Ten slotte heeft [werkgever] het hof verzocht [werknemer] te veroordelen in de proceskosten (inclusief nakosten) van deze procedure en van de procedure bij de kantonrechter, te vermeerderen met de wettelijke rente.
3.8.
[werknemer] heeft in haar verweerschrift in het incidenteel hoger beroep tevens houdende eiswijziging, haar verzoek gewijzigd in die zin dat zij het hof aanvullend heeft verzocht, in het geval het herstel op een latere datum dan 1 september 2024 wordt bepaald, een voorziening ex artikel 7:682 lid 6 BW te treffen over de rechtsgevolgen van de onderbreking van de arbeidsovereenkomst, althans een vergoeding te bepalen. Aan het bezwaar daartegen van [werkgever] komt het hof niet toe, zoals hierna zal blijken. Los daarvan kan het hof dergelijke voorzieningen ambtshalve bepalen.
De gronden in principaal en incidenteel beroep
3.9.
De gronden in principaal en incidenteel beroep gaan kort gezegd over de navolgende onderwerpen, in welke volgorde het hof de zaak hierna ook zal bespreken:
- feitenvaststelling en weergave verzoek [werkgever] (principale grond I, incidentele grond 1 en 2)

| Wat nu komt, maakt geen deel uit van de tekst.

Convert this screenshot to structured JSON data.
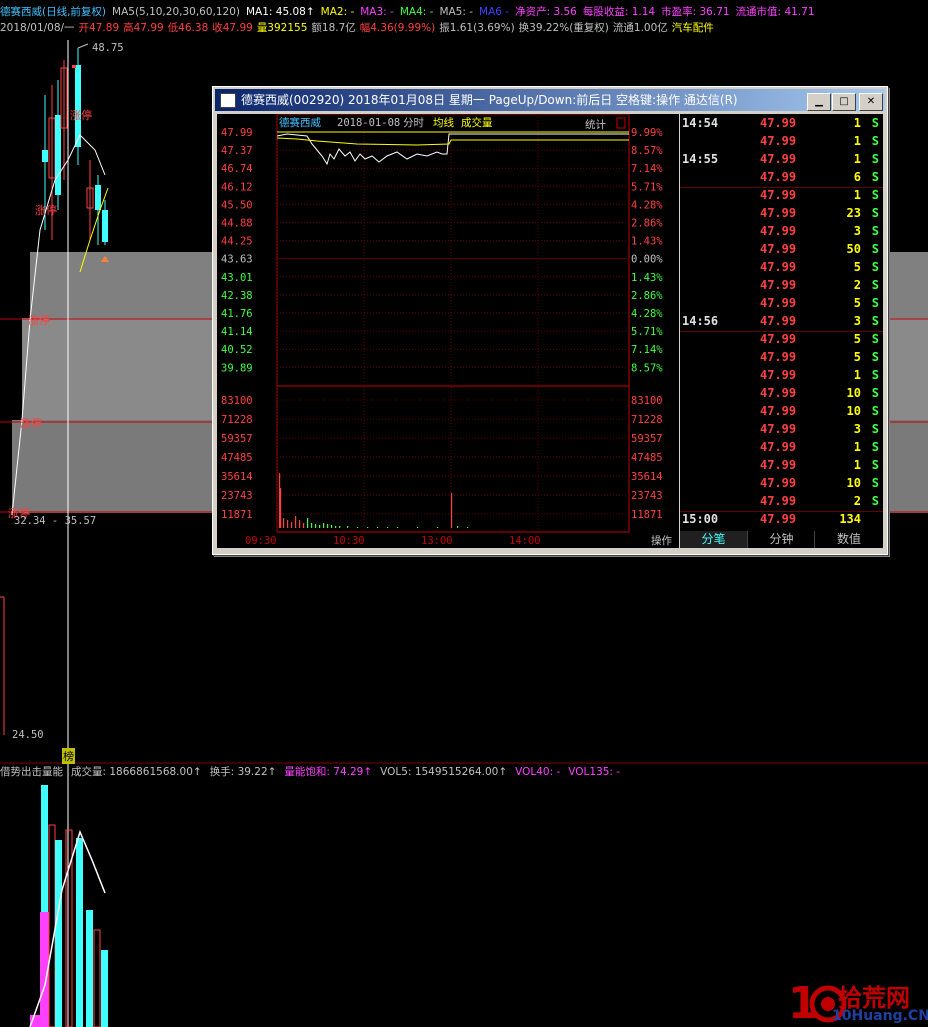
{
  "header": {
    "line1": [
      {
        "text": "德赛西威(日线,前复权)",
        "color": "#40c0ff"
      },
      {
        "text": "MA5(5,10,20,30,60,120)",
        "color": "#c0c0c0"
      },
      {
        "text": "MA1: 45.08↑",
        "color": "#ffffff"
      },
      {
        "text": "MA2: -",
        "color": "#ffff00"
      },
      {
        "text": "MA3: -",
        "color": "#ff40ff"
      },
      {
        "text": "MA4: -",
        "color": "#40ff40"
      },
      {
        "text": "MA5: -",
        "color": "#c0c0c0"
      },
      {
        "text": "MA6 -",
        "color": "#4040ff"
      },
      {
        "text": "净资产: 3.56",
        "color": "#ff40ff"
      },
      {
        "text": "每股收益: 1.14",
        "color": "#ff40ff"
      },
      {
        "text": "市盈率: 36.71",
        "color": "#ff40ff"
      },
      {
        "text": "流通市值: 41.71",
        "color": "#ff40ff"
      }
    ],
    "line2": [
      {
        "text": "2018/01/08/一",
        "color": "#c0c0c0"
      },
      {
        "text": "开47.89",
        "color": "#ff4040"
      },
      {
        "text": "高47.99",
        "color": "#ff4040"
      },
      {
        "text": "低46.38",
        "color": "#ff4040"
      },
      {
        "text": "收47.99",
        "color": "#ff4040"
      },
      {
        "text": "量392155",
        "color": "#ffff00"
      },
      {
        "text": "额18.7亿",
        "color": "#c0c0c0"
      },
      {
        "text": "幅4.36(9.99%)",
        "color": "#ff4040"
      },
      {
        "text": "振1.61(3.69%)",
        "color": "#c0c0c0"
      },
      {
        "text": "换39.22%(重复权)",
        "color": "#c0c0c0"
      },
      {
        "text": "流通1.00亿",
        "color": "#c0c0c0"
      },
      {
        "text": "汽车配件",
        "color": "#ffff00"
      }
    ]
  },
  "kline": {
    "high_label": "48.75",
    "low_label": "24.50",
    "range_label": "32.34 - 35.57",
    "limit_up_label": "涨停",
    "marker": "榜"
  },
  "volume_panel": {
    "items": [
      {
        "text": "借势出击量能",
        "color": "#c0c0c0"
      },
      {
        "text": "成交量: 1866861568.00↑",
        "color": "#c0c0c0"
      },
      {
        "text": "换手: 39.22↑",
        "color": "#c0c0c0"
      },
      {
        "text": "量能饱和: 74.29↑",
        "color": "#ff40ff"
      },
      {
        "text": "VOL5: 1549515264.00↑",
        "color": "#c0c0c0"
      },
      {
        "text": "VOL40: -",
        "color": "#ff40ff"
      },
      {
        "text": "VOL135: -",
        "color": "#ff40ff"
      }
    ]
  },
  "popup": {
    "title": "德赛西威(002920) 2018年01月08日 星期一 PageUp/Down:前后日 空格键:操作 通达信(R)",
    "chart_title": {
      "name": "德赛西威",
      "date": "2018-01-08",
      "type": "分时",
      "avg": "均线",
      "vol": "成交量",
      "stats": "统计"
    },
    "price_labels": [
      "47.99",
      "47.37",
      "46.74",
      "46.12",
      "45.50",
      "44.88",
      "44.25",
      "43.63",
      "43.01",
      "42.38",
      "41.76",
      "41.14",
      "40.52",
      "39.89"
    ],
    "pct_labels": [
      "9.99%",
      "8.57%",
      "7.14%",
      "5.71%",
      "4.28%",
      "2.86%",
      "1.43%",
      "0.00%",
      "1.43%",
      "2.86%",
      "4.28%",
      "5.71%",
      "7.14%",
      "8.57%"
    ],
    "vol_labels": [
      "83100",
      "71228",
      "59357",
      "47485",
      "35614",
      "23743",
      "11871"
    ],
    "time_labels": [
      "09:30",
      "10:30",
      "13:00",
      "14:00"
    ],
    "op_label": "操作",
    "tabs": [
      "分笔",
      "分钟",
      "数值"
    ],
    "ticks": [
      {
        "time": "14:54",
        "price": "47.99",
        "vol": "1",
        "dir": "S"
      },
      {
        "time": "",
        "price": "47.99",
        "vol": "1",
        "dir": "S"
      },
      {
        "time": "14:55",
        "price": "47.99",
        "vol": "1",
        "dir": "S"
      },
      {
        "time": "",
        "price": "47.99",
        "vol": "6",
        "dir": "S"
      },
      {
        "time": "",
        "price": "47.99",
        "vol": "1",
        "dir": "S"
      },
      {
        "time": "",
        "price": "47.99",
        "vol": "23",
        "dir": "S"
      },
      {
        "time": "",
        "price": "47.99",
        "vol": "3",
        "dir": "S"
      },
      {
        "time": "",
        "price": "47.99",
        "vol": "50",
        "dir": "S"
      },
      {
        "time": "",
        "price": "47.99",
        "vol": "5",
        "dir": "S"
      },
      {
        "time": "",
        "price": "47.99",
        "vol": "2",
        "dir": "S"
      },
      {
        "time": "",
        "price": "47.99",
        "vol": "5",
        "dir": "S"
      },
      {
        "time": "14:56",
        "price": "47.99",
        "vol": "3",
        "dir": "S"
      },
      {
        "time": "",
        "price": "47.99",
        "vol": "5",
        "dir": "S"
      },
      {
        "time": "",
        "price": "47.99",
        "vol": "5",
        "dir": "S"
      },
      {
        "time": "",
        "price": "47.99",
        "vol": "1",
        "dir": "S"
      },
      {
        "time": "",
        "price": "47.99",
        "vol": "10",
        "dir": "S"
      },
      {
        "time": "",
        "price": "47.99",
        "vol": "10",
        "dir": "S"
      },
      {
        "time": "",
        "price": "47.99",
        "vol": "3",
        "dir": "S"
      },
      {
        "time": "",
        "price": "47.99",
        "vol": "1",
        "dir": "S"
      },
      {
        "time": "",
        "price": "47.99",
        "vol": "1",
        "dir": "S"
      },
      {
        "time": "",
        "price": "47.99",
        "vol": "10",
        "dir": "S"
      },
      {
        "time": "",
        "price": "47.99",
        "vol": "2",
        "dir": "S"
      },
      {
        "time": "15:00",
        "price": "47.99",
        "vol": "134",
        "dir": ""
      }
    ]
  },
  "watermark": {
    "text1": "拾荒网",
    "text2": "10Huang.CN"
  },
  "colors": {
    "up": "#ff4040",
    "down": "#40ffff",
    "yellow": "#ffff00",
    "white": "#ffffff",
    "green": "#40ff40"
  }
}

- opzegverbod (principale grond II)
- redelijke grond tot ontbinding (principale grond III en V)
- herplaatsing (principale grond IV)
- ernstige verwijtbaarheid en transitievergoeding (incidentele grond 3 en 4)
- billijke vergoeding (principale grond VI)
- proceskosten (dictum principaal en incidentele grond 5)
Feitenvaststelling en weergave verzoek [werkgever]
3.10.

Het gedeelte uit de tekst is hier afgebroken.